Last but not least komme ich nun zu unserem Antrag Kinderschutz während der medizinischen Behandlung. Gerade für mich als Ärztin ist das ein wichtiges Thema. Den Vorschlag der SPD, den Kinderschutz ins Landeskrankenhausgesetz aufzunehmen, haben wir damals aus guten, systematischen Gründen abgelehnt. Die Änderung des SGB V ist nun das richtige Instrument, den Kinderschutz bundesweit und für alle Kinder zu verankern.

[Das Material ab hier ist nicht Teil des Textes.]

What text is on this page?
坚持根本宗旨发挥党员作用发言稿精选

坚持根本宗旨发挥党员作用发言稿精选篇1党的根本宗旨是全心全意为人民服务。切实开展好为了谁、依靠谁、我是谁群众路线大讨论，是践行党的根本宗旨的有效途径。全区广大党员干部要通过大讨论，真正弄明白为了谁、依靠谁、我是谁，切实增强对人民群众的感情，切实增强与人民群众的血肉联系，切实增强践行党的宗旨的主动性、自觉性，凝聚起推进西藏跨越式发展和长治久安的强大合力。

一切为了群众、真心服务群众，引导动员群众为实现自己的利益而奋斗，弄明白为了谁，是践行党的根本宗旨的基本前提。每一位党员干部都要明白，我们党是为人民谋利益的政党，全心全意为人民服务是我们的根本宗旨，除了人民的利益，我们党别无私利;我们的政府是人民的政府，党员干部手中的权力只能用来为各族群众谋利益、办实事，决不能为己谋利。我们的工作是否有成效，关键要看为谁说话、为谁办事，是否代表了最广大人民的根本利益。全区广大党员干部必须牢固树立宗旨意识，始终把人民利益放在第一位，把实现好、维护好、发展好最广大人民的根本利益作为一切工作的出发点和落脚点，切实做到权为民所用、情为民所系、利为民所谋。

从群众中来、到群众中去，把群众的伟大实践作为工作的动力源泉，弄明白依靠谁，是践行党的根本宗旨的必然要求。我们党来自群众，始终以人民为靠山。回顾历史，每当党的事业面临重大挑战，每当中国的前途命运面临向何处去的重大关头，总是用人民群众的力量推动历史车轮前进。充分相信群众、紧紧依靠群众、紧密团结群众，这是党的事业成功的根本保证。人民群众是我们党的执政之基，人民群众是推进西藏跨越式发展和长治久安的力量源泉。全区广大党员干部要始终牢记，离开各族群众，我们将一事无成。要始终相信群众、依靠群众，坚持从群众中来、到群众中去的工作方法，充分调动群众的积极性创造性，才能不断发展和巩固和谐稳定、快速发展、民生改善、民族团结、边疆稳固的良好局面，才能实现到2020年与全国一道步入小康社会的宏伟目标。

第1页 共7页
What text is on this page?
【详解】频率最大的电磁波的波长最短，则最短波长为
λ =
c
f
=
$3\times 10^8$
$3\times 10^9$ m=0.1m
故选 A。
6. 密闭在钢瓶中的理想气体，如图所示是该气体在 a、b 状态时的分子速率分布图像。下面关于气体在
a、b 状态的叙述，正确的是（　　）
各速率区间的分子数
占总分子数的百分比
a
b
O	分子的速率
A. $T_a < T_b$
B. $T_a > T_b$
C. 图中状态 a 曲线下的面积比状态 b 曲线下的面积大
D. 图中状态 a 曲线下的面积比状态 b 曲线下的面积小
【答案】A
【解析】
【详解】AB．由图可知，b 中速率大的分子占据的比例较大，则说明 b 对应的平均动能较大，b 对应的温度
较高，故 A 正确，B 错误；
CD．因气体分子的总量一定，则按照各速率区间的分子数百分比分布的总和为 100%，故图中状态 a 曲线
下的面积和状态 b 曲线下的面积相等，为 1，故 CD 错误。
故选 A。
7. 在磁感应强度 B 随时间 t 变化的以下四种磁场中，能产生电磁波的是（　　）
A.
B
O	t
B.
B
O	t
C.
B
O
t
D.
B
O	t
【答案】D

Wir bitten die Landesebene, sich auf Bundesebene dafür einzusetzen. Auch hier freue ich mich über Unterstützung für unseren Antrag.

Als Gesellschaft haben wir die Verantwortung, Kinder und Jugendliche zu schützen und zu stärken. Deshalb setzt sich meine Partei schon seit langer Zeit dafür ein, Kinderrechte endlich im Grundgesetz festzuschreiben. Ich bedauere es sehr, dass der Vorschlag der Grünen Bundestagsfraktion, der sich an den Grundprinzipien der UN-Kinderrechtskonvention orientiert, kein Gehör gefunden hat. Der Vorschlag der Großen Koalition ist Symbolpolitik und eine einzige Enttäuschung.

Aber ich freue mich, dass wir hier in Schleswig-Holstein heute konkrete Maßnahmen beschließen. Dass wir nicht nur reden, sondern handeln.

Herzlichen Dank für Ihre Aufmerksamkeit!